Groups ("folders") use the Roles and connections field to record connections relevant to the group, providing a role reference for each connection. This can be set directly be editing the group.
Group-level connections have three purposes.
- They can specify a connection that has a particular purpose for the group. For example, the "config" connection is used to identify a module that configures the group process and status rules. Some modules, such as Insight and Notification Manager, provide functionality to groups through specific references.
- They specify connections that might be used by workers within the group. For example, if a group contains tasks for a single supplier, the connection to the supplier might be identified using the "supplier" reference.

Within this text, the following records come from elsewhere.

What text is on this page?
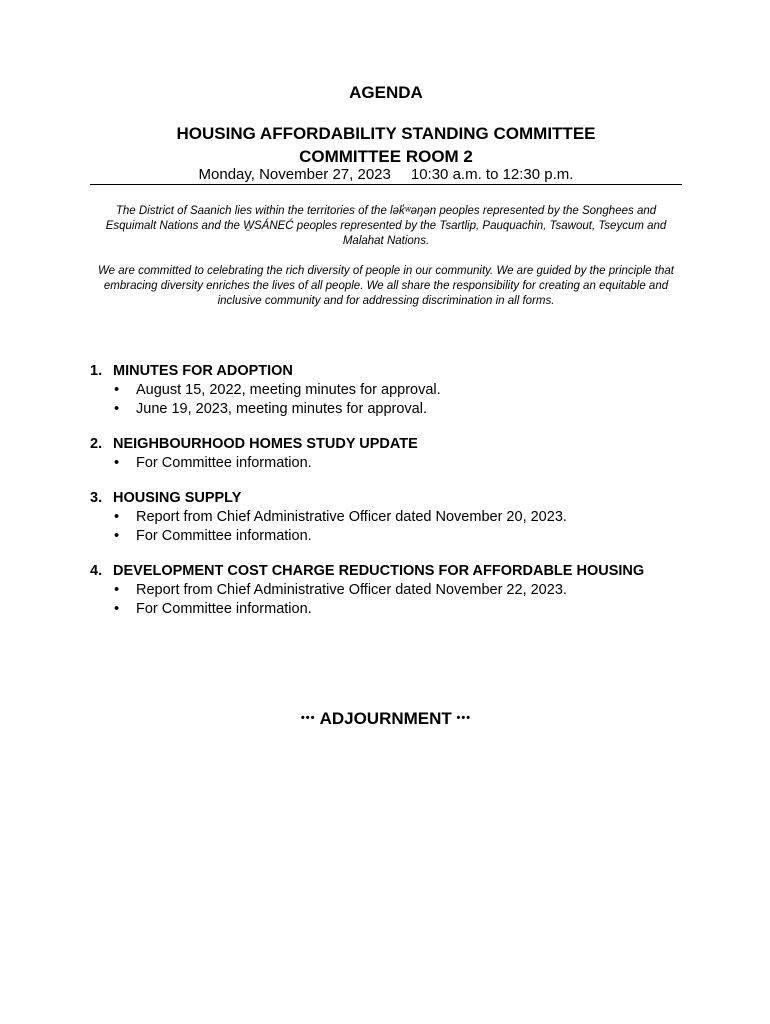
AGENDA
HOUSING AFFORDABILITY STANDING COMMITTEE
COMMITTEE ROOM 2
Monday, November 27, 2023 10:30 a.m. to 12:30 p.m.
The District of Saanich lies within the territories of the lək̓ʷəŋən peoples represented by the Songhees and Esquimalt Nations and the W̱SÁNEĆ peoples represented by the Tsartlip, Pauquachin, Tsawout, Tseycum and Malahat Nations.
We are committed to celebrating the rich diversity of people in our community. We are guided by the principle that embracing diversity enriches the lives of all people. We all share the responsibility for creating an equitable and inclusive community and for addressing discrimination in all forms.
1. MINUTES FOR ADOPTION
•	August 15, 2022, meeting minutes for approval.
•	June 19, 2023, meeting minutes for approval.
2. NEIGHBOURHOOD HOMES STUDY UPDATE
•	For Committee information.
3. HOUSING SUPPLY
•	Report from Chief Administrative Officer dated November 20, 2023.
•	For Committee information.
4. DEVELOPMENT COST CHARGE REDUCTIONS FOR AFFORDABLE HOUSING
•	Report from Chief Administrative Officer dated November 22, 2023.
•	For Committee information.
••• ADJOURNMENT •••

A group can contain multiple connections with the same reference.
- For connection groups (see below), a role can be set but the connection set to null (shown as "Folder role"), which means that the connection is globally associated with that role. This is also inheritable. For example, if you have a folder of supplier connection groups with a "supplier" folder role, then each of the supplier connections is globally identified as a "supplier".

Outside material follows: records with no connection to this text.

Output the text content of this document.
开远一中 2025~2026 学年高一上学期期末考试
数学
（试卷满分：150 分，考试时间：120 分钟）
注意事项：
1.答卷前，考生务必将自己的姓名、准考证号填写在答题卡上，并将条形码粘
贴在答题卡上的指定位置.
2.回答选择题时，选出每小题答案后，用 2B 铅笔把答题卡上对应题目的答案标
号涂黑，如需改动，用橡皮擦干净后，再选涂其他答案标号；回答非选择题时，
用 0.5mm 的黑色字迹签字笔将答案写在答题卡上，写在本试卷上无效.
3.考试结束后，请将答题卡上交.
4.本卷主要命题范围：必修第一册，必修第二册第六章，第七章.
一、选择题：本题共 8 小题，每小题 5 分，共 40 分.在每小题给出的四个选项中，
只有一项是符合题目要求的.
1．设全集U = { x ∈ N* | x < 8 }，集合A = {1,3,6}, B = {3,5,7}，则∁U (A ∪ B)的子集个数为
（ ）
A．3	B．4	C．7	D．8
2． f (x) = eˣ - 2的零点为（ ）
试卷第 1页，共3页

Group-level connections are inherited down the group hierarchy, so that connections set at a higher-level group also apply to lower-level groups. There is an option in the Roles and connections field to block inheritance from parent groups.

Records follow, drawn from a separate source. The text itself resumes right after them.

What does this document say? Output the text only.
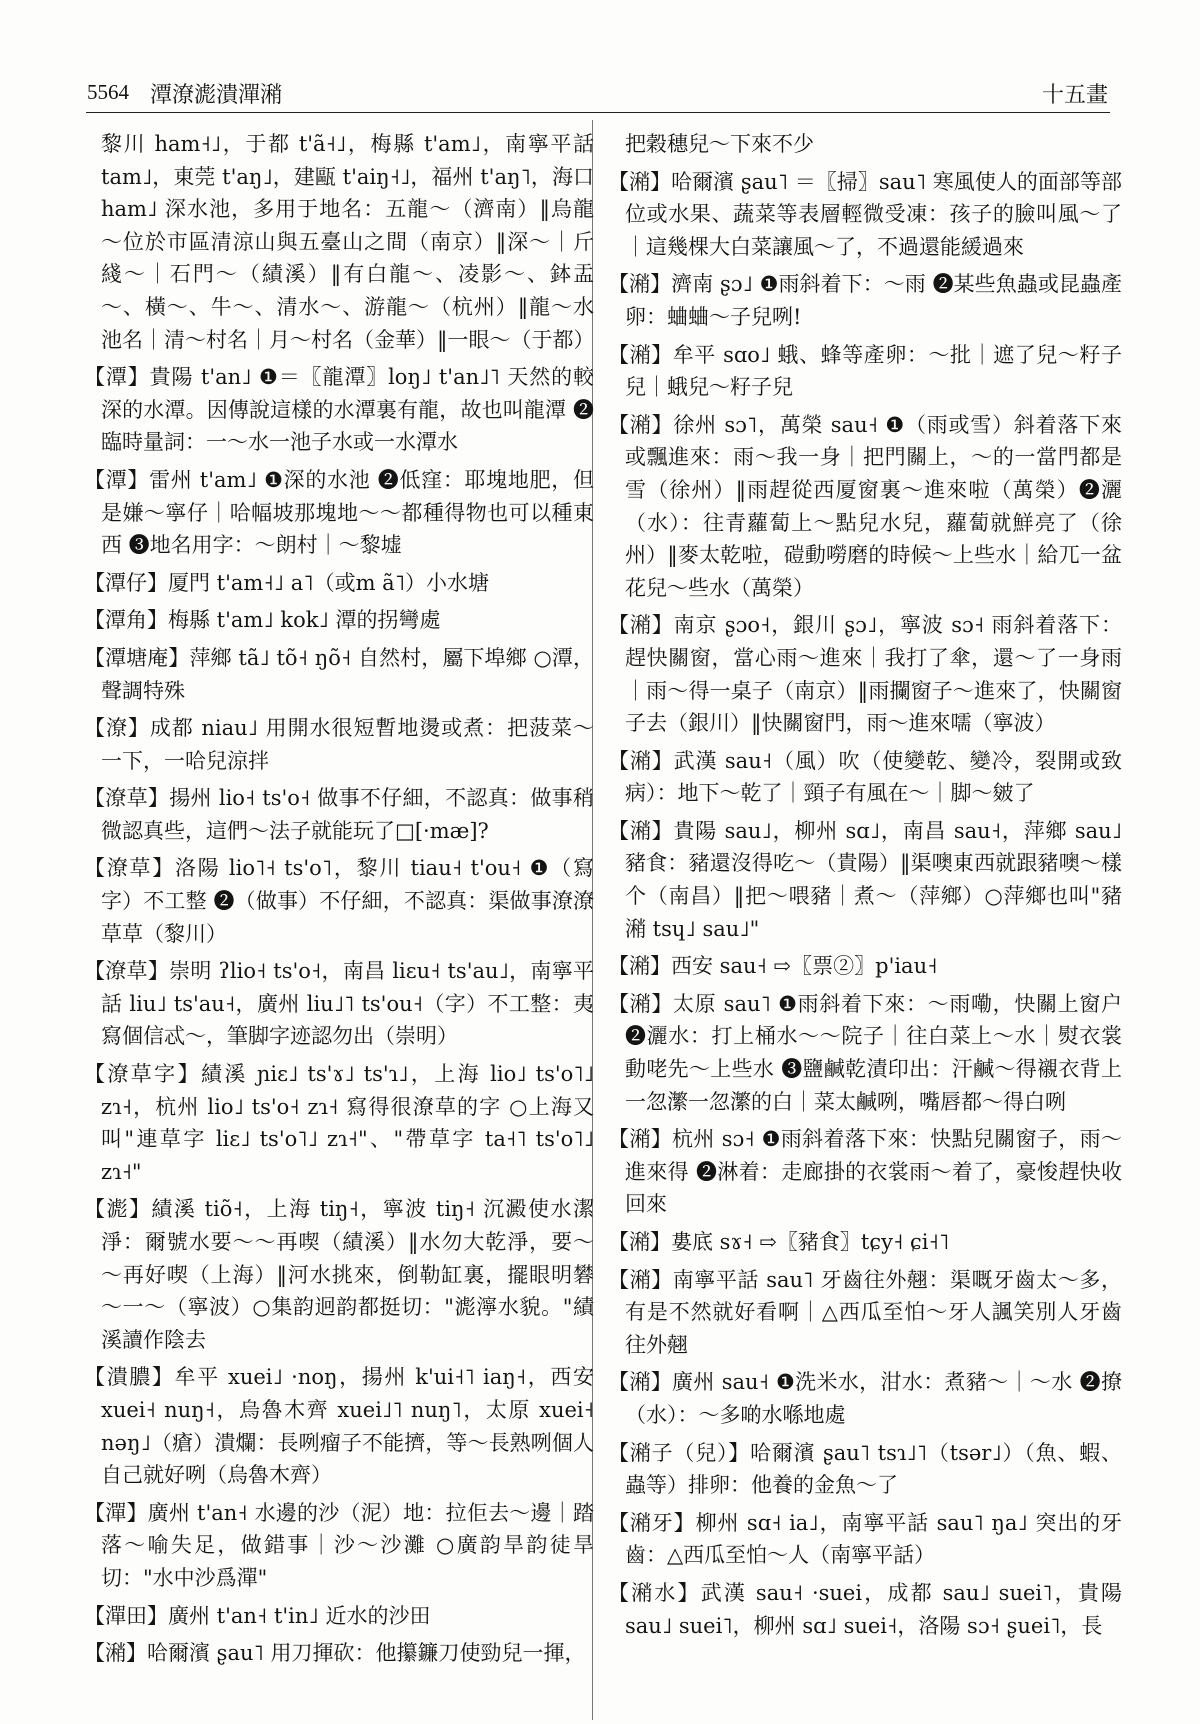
5564 潭潦滮潰潬潲	十五畫

黎川 ham˧˩，于都 t'ã˧˩，梅縣 t'am˩，南寧平話 tam˩，東莞 t'aŋ˩，建甌 t'aiŋ˧˩，福州 t'aŋ˥，海口 ham˩ 深水池，多用于地名：五龍～（濟南）‖烏龍～位於市區清涼山與五臺山之間（南京）‖深～｜斤綫～｜石門～（績溪）‖有白龍～、凌影～、鉢盂～、橫～、牛～、清水～、游龍～（杭州）‖龍～水池名｜清～村名｜月～村名（金華）‖一眼～（于都）

【潭】貴陽 t'an˩ ❶＝〖龍潭〗loŋ˩ t'an˩˥ 天然的較深的水潭。因傳說這樣的水潭裏有龍，故也叫龍潭 ❷臨時量詞：一～水一池子水或一水潭水

【潭】雷州 t'am˩ ❶深的水池 ❷低窪：耶塊地肥，但是嫌～寧仔｜哈幅坡那塊地～～都種得物也可以種東西 ❸地名用字：～朗村｜～黎墟

【潭仔】厦門 t'am˧˩ a˥（或m ã˥）小水塘

【潭角】梅縣 t'am˩ kok˩ 潭的拐彎處

【潭塘庵】萍鄉 tã˩ tõ˧ ŋõ˧ 自然村，屬下埠鄉 ○潭，聲調特殊

【潦】成都 niau˩ 用開水很短暫地燙或煮：把菠菜～一下，一哈兒涼拌

【潦草】揚州 lio˧ ts'o˧ 做事不仔細，不認真：做事稍微認真些，這們～法子就能玩了□[·mæ]?

【潦草】洛陽 lio˥˧ ts'o˥，黎川 tiau˧ t'ou˧ ❶（寫字）不工整 ❷（做事）不仔細，不認真：渠做事潦潦草草（黎川）

【潦草】崇明 ʔlio˧ ts'o˧，南昌 liɛu˧ ts'au˩，南寧平話 liu˩ ts'au˧，廣州 liu˩˥ ts'ou˧（字）不工整：夷寫個信忒～，筆脚字迹認勿出（崇明）

【潦草字】績溪 ɲiɛ˩ ts'ɤ˩ ts'ɿ˩，上海 lio˩ ts'o˥˩ zɿ˧，杭州 lio˩ ts'o˧ zɿ˧ 寫得很潦草的字 ○上海又叫"連草字 liɛ˩ ts'o˥˩ zɿ˧"、"帶草字 ta˧˥ ts'o˥˩ zɿ˧"

【滮】績溪 tiõ˧，上海 tiŋ˧，寧波 tiŋ˧ 沉澱使水潔淨：爾號水要～～再喫（績溪）‖水勿大乾淨，要～～再好喫（上海）‖河水挑來，倒勒缸裏，擺眼明礬～一～（寧波）○集韵迥韵都挺切："滮濘水貌。"績溪讀作陰去

【潰膿】牟平 xuei˩ ·noŋ，揚州 k'ui˧˥ iaŋ˧，西安 xuei˧ nuŋ˧，烏魯木齊 xuei˩˥ nuŋ˥，太原 xuei˧ nəŋ˩（瘡）潰爛：長咧瘤子不能擠，等～長熟咧個人自己就好咧（烏魯木齊）

【潬】廣州 t'an˧ 水邊的沙（泥）地：拉佢去～邊｜踏落～喻失足，做錯事｜沙～沙灘 ○廣韵旱韵徒旱切："水中沙爲潬"

【潬田】廣州 t'an˧ t'in˩ 近水的沙田

【潲】哈爾濱 ʂau˥ 用刀揮砍：他攥鐮刀使勁兒一揮，

把穀穗兒～下來不少

【潲】哈爾濱 ʂau˥ ＝〖掃〗sau˥ 寒風使人的面部等部位或水果、蔬菜等表層輕微受凍：孩子的臉叫風～了｜這幾棵大白菜讓風～了，不過還能緩過來

【潲】濟南 ʂɔ˩ ❶雨斜着下：～雨 ❷某些魚蟲或昆蟲產卵：蛐蛐～子兒咧!

【潲】牟平 sɑo˩ 蛾、蜂等產卵：～批｜遮了兒～籽子兒｜蛾兒～籽子兒

【潲】徐州 sɔ˥，萬榮 sau˧ ❶（雨或雪）斜着落下來或飄進來：雨～我一身｜把門關上，～的一當門都是雪（徐州）‖雨趕從西厦窗裏～進來啦（萬榮）❷灑（水）：往青蘿蔔上～點兒水兒，蘿蔔就鮮亮了（徐州）‖麥太乾啦，磑動嘮磨的時候～上些水｜給兀一盆花兒～些水（萬榮）

【潲】南京 ʂɔo˧，銀川 ʂɔ˩，寧波 sɔ˧ 雨斜着落下：趕快關窗，當心雨～進來｜我打了傘，還～了一身雨｜雨～得一桌子（南京）‖雨攔窗子～進來了，快關窗子去（銀川）‖快關窗門，雨～進來嚅（寧波）

【潲】武漢 sau˧（風）吹（使變乾、變冷，裂開或致病）：地下～乾了｜頸子有風在～｜脚～皴了

【潲】貴陽 sau˩，柳州 sɑ˩，南昌 sau˧，萍鄉 sau˩ 豬食：豬還沒得吃～（貴陽）‖渠噢東西就跟豬噢～樣个（南昌）‖把～喂豬｜煮～（萍鄉）○萍鄉也叫"豬潲 tsɥ˩ sau˩"

【潲】西安 sau˧ ⇨〖票②〗p'iau˧

【潲】太原 sau˥ ❶雨斜着下來：～雨嘞，快關上窗户 ❷灑水：打上桶水～～院子｜往白菜上～水｜熨衣裳動咾先～上些水 ❸鹽鹹乾漬印出：汗鹹～得襯衣背上一忽瀿一忽瀿的白｜菜太鹹咧，嘴唇都～得白咧

【潲】杭州 sɔ˧ ❶雨斜着落下來：快點兒關窗子，雨～進來得 ❷淋着：走廊掛的衣裳雨～着了，豪悛趕快收回來

【潲】婁底 sɤ˧ ⇨〖豬食〗tɕy˧ ɕi˧˥

【潲】南寧平話 sau˥ 牙齒往外翹：渠嘅牙齒太～多，有是不然就好看啊｜△西瓜至怕～牙人諷笑別人牙齒往外翹

【潲】廣州 sau˧ ❶洗米水，泔水：煮豬～｜～水 ❷撩（水）：～多啲水喺地處

【潲子（兒）】哈爾濱 ʂau˥ tsɿ˩˥（tsər˩）（魚、蝦、蟲等）排卵：他養的金魚～了

【潲牙】柳州 sɑ˧ ia˩，南寧平話 sau˥ ŋa˩ 突出的牙齒：△西瓜至怕～人（南寧平話）

【潲水】武漢 sau˧ ·suei，成都 sau˩ suei˥，貴陽 sau˩ suei˥，柳州 sɑ˩ suei˧，洛陽 sɔ˧ ʂuei˥，長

A group is automatically created for each connection, known as the "connection group". This acts as an inbox for tasks received through the connection, and is also used to identify the connection. The connection group may have a folder structure within it which represent subdivisions of the work, such as different projects or inboxes for tasks intended for different recipients. The Send process step type path option is used to specify a sub folder when sending a task to a partner, which can be specified using a combination of path and/or name.
To keep track of recipient folders, the connection group for the sender end of the connection can set an Address book field to list the folders within the partner's connection group to which tasks can be sent. This might seem the wrong way around, and that the recipient should specify the address book. However, the connection group at the recipient's end is under the control of the sender, and it is the sender that specifies the folders within it. The folder structure at the recipient's end is a hint to the recipient of how incoming tasks should be handled, but it is up to the recipient to then handle the tasks accordingly.